The government recently authorised the Regional Assistance Mission to Solomon Islands (RAMSI) to commence the limited reintroduction of firearms into the Royal Solomon Islands Police.
Dr Tarcisius Tara Kabutaulaka, from the University of Hawai'i's Center for Pacific Islands Studies, says caution should be taken over the re-armament issue given the experiences leading up to and during the ethnic tensions.
“I would be really, really, cautious and raise the question - why are we re-arming ourselves, who are we fighting against? Our past experiences have shown that when we have arms, we use it against our own nationals and therefore, I'm not certain whether this is the time to re-arm Solomon Islands police.”
Meanwhile, Dr Kabutaulaka says there remains a public perception in Solomon Islands that it is still too difficult to find a suitable local to be the Police Commissioner.
This follows the appointment of an Australian, Frank Prendergast, as the Solomons police chief.

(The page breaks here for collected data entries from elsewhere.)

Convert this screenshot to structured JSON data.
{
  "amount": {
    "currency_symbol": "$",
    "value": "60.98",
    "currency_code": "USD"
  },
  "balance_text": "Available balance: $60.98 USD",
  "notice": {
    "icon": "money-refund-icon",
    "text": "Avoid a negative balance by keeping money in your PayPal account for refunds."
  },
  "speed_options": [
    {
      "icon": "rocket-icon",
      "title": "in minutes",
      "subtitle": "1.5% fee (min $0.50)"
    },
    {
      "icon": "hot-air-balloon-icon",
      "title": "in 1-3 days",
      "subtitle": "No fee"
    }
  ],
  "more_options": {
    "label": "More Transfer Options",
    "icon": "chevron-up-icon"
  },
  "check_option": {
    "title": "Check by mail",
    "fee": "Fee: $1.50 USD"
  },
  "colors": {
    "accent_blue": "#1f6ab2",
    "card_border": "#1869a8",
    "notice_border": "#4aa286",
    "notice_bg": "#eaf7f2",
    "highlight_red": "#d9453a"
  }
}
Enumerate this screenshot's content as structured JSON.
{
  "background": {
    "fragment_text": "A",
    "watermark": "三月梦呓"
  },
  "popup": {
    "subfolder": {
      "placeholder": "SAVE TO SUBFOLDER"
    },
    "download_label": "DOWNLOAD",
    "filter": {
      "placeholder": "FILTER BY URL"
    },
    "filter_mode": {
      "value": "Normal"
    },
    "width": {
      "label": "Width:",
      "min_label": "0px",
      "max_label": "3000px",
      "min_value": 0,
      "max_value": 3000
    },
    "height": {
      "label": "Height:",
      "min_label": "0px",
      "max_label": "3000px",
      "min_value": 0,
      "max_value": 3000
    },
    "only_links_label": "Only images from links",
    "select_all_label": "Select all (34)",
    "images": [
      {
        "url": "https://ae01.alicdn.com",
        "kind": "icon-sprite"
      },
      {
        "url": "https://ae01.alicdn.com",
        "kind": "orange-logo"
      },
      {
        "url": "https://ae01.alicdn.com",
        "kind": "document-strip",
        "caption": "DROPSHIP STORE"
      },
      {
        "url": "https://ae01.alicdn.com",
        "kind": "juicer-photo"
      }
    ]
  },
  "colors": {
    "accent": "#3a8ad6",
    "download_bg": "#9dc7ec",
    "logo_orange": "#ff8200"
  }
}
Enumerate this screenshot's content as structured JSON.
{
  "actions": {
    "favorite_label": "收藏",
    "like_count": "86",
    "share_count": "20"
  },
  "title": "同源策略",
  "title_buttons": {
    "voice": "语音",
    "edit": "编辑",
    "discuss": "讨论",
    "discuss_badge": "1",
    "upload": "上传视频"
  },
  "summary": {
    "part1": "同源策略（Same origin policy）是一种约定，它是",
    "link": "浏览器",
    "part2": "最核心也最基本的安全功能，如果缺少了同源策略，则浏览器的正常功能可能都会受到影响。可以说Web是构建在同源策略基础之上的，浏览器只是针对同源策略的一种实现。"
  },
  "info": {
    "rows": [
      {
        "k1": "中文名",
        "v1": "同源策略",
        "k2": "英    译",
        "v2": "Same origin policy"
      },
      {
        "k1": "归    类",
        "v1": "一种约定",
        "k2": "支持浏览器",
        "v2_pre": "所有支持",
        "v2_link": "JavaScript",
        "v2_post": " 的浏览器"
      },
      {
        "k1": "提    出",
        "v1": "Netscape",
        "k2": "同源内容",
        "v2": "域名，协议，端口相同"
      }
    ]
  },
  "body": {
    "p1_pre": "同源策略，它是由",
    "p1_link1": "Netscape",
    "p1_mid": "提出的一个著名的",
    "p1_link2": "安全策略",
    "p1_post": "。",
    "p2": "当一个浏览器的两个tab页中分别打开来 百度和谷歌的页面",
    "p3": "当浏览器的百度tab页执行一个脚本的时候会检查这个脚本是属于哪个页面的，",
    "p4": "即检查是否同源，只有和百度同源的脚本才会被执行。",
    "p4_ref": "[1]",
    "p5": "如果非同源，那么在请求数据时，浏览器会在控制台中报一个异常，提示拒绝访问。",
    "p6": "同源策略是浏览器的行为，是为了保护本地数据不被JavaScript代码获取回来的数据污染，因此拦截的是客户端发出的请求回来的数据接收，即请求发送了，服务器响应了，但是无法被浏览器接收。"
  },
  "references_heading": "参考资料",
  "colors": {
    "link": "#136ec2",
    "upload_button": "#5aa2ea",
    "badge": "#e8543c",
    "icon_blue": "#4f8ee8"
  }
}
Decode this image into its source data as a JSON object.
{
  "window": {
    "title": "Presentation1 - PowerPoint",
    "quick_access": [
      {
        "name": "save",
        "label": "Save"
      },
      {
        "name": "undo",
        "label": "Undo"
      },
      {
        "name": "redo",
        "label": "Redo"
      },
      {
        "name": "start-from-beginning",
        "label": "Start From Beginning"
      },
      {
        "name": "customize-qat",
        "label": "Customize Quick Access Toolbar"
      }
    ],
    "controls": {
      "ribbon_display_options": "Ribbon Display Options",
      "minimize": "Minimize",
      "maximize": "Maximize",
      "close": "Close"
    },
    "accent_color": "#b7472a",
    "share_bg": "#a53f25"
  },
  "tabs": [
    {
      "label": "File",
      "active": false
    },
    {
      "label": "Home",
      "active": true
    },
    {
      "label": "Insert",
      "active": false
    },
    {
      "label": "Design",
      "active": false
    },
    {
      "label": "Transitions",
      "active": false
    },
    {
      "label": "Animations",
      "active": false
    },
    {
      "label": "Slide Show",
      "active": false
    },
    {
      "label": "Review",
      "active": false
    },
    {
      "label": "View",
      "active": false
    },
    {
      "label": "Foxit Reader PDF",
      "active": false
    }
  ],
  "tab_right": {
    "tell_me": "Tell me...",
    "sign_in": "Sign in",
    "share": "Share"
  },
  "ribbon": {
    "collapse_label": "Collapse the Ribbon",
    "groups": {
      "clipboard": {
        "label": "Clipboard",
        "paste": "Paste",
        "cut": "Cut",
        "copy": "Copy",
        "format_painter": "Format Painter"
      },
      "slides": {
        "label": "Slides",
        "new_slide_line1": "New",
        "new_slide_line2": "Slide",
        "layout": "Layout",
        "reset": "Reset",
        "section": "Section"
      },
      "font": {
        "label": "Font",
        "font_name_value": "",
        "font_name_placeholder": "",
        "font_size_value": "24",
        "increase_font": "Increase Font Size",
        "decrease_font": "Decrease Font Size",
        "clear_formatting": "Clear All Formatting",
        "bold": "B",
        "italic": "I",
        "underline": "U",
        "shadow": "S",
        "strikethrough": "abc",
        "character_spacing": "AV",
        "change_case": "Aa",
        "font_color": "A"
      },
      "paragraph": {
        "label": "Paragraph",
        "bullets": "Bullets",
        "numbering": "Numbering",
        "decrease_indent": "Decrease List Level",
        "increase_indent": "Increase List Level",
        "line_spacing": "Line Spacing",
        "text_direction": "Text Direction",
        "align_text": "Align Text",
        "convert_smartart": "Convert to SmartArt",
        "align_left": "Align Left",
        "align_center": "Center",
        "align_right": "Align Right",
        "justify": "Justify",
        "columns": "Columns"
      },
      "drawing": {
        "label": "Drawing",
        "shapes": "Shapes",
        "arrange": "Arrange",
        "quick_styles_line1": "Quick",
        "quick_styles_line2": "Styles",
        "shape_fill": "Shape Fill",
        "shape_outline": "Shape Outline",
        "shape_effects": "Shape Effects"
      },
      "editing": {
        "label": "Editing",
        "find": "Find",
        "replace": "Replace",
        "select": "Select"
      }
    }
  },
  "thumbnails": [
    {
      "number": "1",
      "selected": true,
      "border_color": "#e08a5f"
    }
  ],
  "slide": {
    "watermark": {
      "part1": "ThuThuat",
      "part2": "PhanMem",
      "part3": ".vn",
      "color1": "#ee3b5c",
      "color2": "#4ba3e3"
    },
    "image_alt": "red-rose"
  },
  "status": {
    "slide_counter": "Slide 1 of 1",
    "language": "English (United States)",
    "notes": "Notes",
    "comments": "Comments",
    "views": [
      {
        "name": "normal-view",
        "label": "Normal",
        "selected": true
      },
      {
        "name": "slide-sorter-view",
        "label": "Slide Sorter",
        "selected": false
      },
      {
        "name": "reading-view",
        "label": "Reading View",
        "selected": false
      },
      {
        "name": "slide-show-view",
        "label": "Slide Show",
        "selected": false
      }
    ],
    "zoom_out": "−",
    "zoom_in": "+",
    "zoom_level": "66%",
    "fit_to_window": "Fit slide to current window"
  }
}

Dr Kabutaulaka says the appointment process has been long and encompassed a brief stint as commissioner by a local, Peter Aoraunisaka, who was quickly withdrawn after he was found to be too old for the position.
He says no suitable local candidate has emerged.
“And this is because of experiences with the police and alleged involvement by some high ranking police officers - not all of them - in the conflict that we had in late 1999/2000 up until the deployment of RAMSI in 2003.”